A moment’s thought will show us that this continuum is not very clear or very helpful. For example, many of us profess the value of statistical significance in scientific studies. Fine, but the .5 level of statistical significance as a gold standard for data is an entirely arbitrary construct—a subjective construct, if you will. I don’t mean to downgrade the validity of the concept of statistical significance, but to suggest that the usual subjective/objective=bad/good opposition is not a very helpful way of analyzing its value. The same goes for “value”-“added” “metrics,” whose sometimes huge “margin of error” is simply ignored by the people using the statistics as a way of evaluating teachers. One case highlighted a teacher whose “metrics,” when taken with the needed caution about margin of error, showed that she might be the worst teacher in New York—or better than half of them. Partisans of the idea that numbers confer precision were not even discomfited by such results: they simply ignored margin of error in using VAMs.

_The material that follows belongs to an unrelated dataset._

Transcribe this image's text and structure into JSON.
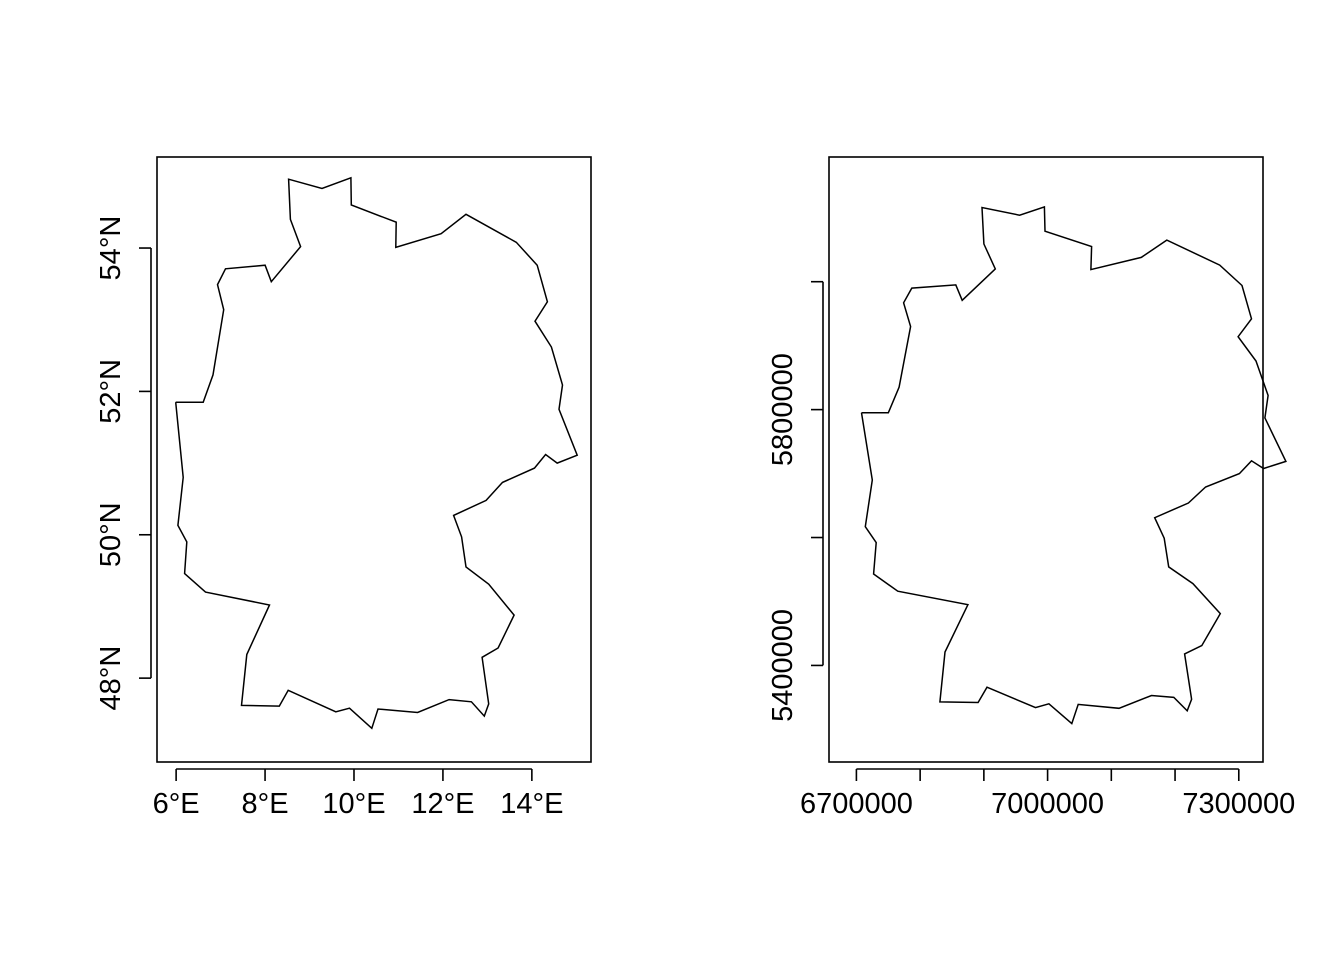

Sounds rather arbitrary and flighty to me.
When The New York Times reports that “subjective” evaluations of teachers don’t work in Texas, one must turn over the story a bit to see that the real problem is not “subjectivity.” That is a red herring. The real problem is twofold. Evaluators who are trapped in their offices by balls & chains of paperwork, or who stay there by choice in regal disdain of teachers, are unwilling or unable to get out to the classrooms very often. One solution would be peer evaluation. Another would be to cut the burden of administrative paperwork.Implementing such solutions has nothing to do with replacing “subjectivity” by “objectivity;” rather, it requires replacing an inadequate and arbitrary system of judgment by an adequate one well grounded in good sense. The solution would also require people who see a spade to call it a spade. Gwendolyn Fairfax’s superb dodge won’t do.
The honest art of judgment lacks the magical appeal of numbers and formulae, but it allows—requires—the people using it to look each other in the eye and themselves in the mirror. That is not a question of objectivity vs. subjectivity; it is a question of intellectual and moral courage.
 In The Importance of Being Earnest: GWENDOLYN (satirically). I am glad to say that I have never seen a spade.